Greeting to everyone, I just stumbled on this group for some reason or other, so this is my first posting.

Let me start saying that I was one of those early games programmers, back in 1980 I had my first title released on an 8bit home computers and several more after this time.

So firstly I will only comment on my own experience of 10years+ games programming, that pretty much all titles of this era are written in assembly language, which naturally translates into what's known as machine code. There quite likely is some early titles of days which would not have such luxury and would be written on paper and hand assembled into hex, and thus made into a binary form.

The idea of C didn't exist, and any high-level language would not really cut it in the world of small memory, large video frame buffers, and CPU with simple instruction sets.
Consoles devices just didn't have a kernel as such, so you had to do everything from nothing, with reference documents by manufacturers, after you agreed with a DNA.
Home computers of the time had a form of Basic pretty much a common thing, and many titles simpler in nature text adventure etc could well be done this way.

The original idea about just slotting in graphics never happened, there was no template to work with, and that if you were lucky, there was some kind of reference material.

I put my efforts into 6502, 65c02 and some 65816 (ie SNES).  A lot of graphics tools and utilities, such as a map design, would tend to be written for the project in hand.  Whilst later some useful stuff appeared on the PC in shape of Delux Paint (DP) let's face it a mouse is easier to use to draw with than a joystick!

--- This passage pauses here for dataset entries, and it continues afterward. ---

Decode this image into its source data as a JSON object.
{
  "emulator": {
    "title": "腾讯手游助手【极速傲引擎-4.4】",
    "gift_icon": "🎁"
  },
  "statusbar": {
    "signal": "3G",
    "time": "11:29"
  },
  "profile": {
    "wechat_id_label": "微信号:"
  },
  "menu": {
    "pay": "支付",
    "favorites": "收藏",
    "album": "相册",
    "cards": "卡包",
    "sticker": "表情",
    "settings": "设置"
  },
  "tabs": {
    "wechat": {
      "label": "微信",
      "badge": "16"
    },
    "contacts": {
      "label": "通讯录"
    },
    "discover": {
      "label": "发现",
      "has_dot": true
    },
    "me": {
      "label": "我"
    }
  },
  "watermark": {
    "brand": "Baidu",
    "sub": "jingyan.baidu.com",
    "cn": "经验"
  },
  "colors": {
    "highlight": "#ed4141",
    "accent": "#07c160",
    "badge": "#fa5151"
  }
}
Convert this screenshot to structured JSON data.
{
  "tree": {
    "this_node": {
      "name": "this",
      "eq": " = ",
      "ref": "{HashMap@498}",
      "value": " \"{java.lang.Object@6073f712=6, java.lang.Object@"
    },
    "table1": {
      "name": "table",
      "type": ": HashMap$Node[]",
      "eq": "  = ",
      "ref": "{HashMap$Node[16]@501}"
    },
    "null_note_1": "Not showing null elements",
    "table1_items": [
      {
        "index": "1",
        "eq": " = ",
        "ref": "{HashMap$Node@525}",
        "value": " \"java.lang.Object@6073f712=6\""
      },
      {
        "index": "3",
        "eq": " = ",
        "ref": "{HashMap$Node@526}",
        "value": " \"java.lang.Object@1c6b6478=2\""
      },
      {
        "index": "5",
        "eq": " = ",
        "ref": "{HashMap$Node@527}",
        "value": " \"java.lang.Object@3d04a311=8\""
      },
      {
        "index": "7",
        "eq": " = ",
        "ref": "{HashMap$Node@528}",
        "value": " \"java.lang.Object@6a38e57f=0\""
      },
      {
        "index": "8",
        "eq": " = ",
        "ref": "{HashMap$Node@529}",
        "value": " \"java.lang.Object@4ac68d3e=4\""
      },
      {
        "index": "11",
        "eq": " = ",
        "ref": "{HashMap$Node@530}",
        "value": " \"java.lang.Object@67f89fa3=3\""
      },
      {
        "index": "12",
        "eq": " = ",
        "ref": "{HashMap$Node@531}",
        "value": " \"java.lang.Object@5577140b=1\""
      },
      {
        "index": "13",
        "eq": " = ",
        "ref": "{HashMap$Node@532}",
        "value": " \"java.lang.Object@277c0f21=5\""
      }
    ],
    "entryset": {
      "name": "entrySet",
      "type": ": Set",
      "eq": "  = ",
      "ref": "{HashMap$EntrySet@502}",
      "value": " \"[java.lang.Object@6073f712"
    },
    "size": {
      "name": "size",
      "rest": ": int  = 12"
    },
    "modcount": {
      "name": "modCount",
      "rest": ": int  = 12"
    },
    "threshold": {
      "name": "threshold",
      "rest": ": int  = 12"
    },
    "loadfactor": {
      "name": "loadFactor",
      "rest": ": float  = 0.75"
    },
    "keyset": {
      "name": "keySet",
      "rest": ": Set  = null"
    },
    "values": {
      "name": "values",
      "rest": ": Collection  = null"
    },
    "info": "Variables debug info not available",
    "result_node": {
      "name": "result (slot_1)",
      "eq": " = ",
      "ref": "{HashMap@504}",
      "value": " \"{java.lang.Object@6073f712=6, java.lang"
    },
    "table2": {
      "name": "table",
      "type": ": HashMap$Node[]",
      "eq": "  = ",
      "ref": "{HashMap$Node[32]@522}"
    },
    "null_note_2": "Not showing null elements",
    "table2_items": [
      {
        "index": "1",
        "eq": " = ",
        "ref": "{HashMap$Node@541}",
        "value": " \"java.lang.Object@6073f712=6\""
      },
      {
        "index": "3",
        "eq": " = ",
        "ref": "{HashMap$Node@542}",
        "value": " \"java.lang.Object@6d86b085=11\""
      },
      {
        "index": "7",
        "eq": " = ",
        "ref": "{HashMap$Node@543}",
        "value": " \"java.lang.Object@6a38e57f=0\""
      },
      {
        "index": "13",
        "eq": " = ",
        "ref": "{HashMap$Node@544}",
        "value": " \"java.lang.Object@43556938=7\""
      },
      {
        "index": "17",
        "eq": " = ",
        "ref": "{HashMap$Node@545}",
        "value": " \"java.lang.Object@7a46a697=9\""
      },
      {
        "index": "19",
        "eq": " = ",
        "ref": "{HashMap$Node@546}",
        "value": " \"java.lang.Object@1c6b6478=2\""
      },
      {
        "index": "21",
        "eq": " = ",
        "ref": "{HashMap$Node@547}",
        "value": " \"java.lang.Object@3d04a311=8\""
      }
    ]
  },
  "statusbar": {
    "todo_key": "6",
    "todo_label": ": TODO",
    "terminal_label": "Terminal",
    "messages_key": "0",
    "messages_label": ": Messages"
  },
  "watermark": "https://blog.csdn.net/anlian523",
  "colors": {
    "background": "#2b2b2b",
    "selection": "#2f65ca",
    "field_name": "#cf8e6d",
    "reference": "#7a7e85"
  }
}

A lot of the consoles has specialist and expensive developments system, which would be a loan item, or sometimes part of a deal with a project for a contract of development, as the studios started to make cash.  A lot of studios to save contractor costs would build in-house development teams, with the potential of being cheaper to produce titles. (not always for the better)

Myself I used cross development on some home computers for a target device, in case of the C64 computer I re-programmed the BIOS and added my own keyboard keys to jump to a parallel port download from another home computer holding all the assets. Cross development what we called it.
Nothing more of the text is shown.